While Fogerty’s car from the time of his drunk driving charge has since been scrapped, Cassie and Sunny are able to track down the four other people who were in it that night, by cross-referencing first names taken by the traffic cop with police training records.

Ram was the only South Asian officer in Fogerty’s class of trainees, and now works in Vice. Fiona left the force after a year and a half, even though she seems to be related to a police officer whose grave she visits.

Dean left policing even earlier—and it’s rare for two people from the same class to leave the force so quickly. He seems to have made a detour into crime, but has mostly extricated himself now. He does do one job, bringing a van full of boxes labeled “server parts” and an envelope stuffed with cash from France to England. As he deposits the van in an isolated area, he calls Felix and tells him his debt is paid, and to never call him again—or Felix will regret it. Then he smashes his phone and throws it into the water.

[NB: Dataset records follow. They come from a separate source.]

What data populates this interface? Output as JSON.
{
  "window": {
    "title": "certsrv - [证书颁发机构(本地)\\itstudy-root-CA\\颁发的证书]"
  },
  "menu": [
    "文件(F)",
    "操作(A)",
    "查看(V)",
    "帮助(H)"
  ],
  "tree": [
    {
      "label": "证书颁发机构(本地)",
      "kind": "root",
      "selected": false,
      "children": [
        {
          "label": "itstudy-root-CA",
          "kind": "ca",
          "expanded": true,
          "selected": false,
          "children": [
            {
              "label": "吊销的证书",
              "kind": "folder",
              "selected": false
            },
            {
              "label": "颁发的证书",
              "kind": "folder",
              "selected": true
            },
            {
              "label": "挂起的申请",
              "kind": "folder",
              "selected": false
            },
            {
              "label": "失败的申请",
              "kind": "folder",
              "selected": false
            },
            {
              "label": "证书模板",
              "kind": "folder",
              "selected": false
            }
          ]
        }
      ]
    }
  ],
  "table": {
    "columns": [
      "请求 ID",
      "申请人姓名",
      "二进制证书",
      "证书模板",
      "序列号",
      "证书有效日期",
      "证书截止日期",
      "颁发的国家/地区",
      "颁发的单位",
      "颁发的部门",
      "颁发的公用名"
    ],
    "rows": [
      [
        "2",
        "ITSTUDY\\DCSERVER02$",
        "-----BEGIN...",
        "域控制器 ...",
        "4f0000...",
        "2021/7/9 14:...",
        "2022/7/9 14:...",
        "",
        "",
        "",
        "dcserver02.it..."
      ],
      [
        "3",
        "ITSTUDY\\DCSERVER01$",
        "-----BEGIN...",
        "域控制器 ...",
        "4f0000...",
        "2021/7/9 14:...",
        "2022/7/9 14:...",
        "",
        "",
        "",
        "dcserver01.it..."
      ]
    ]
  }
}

This police training class graduated only six months before Cassie, but she doesn’t recognize the names of Ram, Fiona, or Dean. Liz Baildon, however, is familiar. She seems to have a good reputation—when she witnesses a motorcycle-jacking, she tries to stop it and is punched in return, but still gives a comprehensive report of the incident. By all accounts, she’s about to be appointed the chief constable of East Anglia.

Unless her mother derails it. While telling her caretaker, Eugenia, to throw away the flowers Liz sent for Mother’s Day, she also says she knows terrible things about Liz. She calls Liz after her interview for chief constable, asking how it went—she overheard Liz talking on the phone, though Liz didn’t want her to know about it. Going for such a big job is bold “under the circumstances,” she says, before hanging up.

When Liz hears on the news that Walsh has been identified, she is so shocked she drops and shatters her teacup. Fiona, Ram, and Dean are also startled.

But for now, Ram seems the most likely culprit. A witness whose statement was never formally taken, for some unknown reason, has said she saw a man running near Walsh’s last known appearance, with a South Asian man possibly chasing him.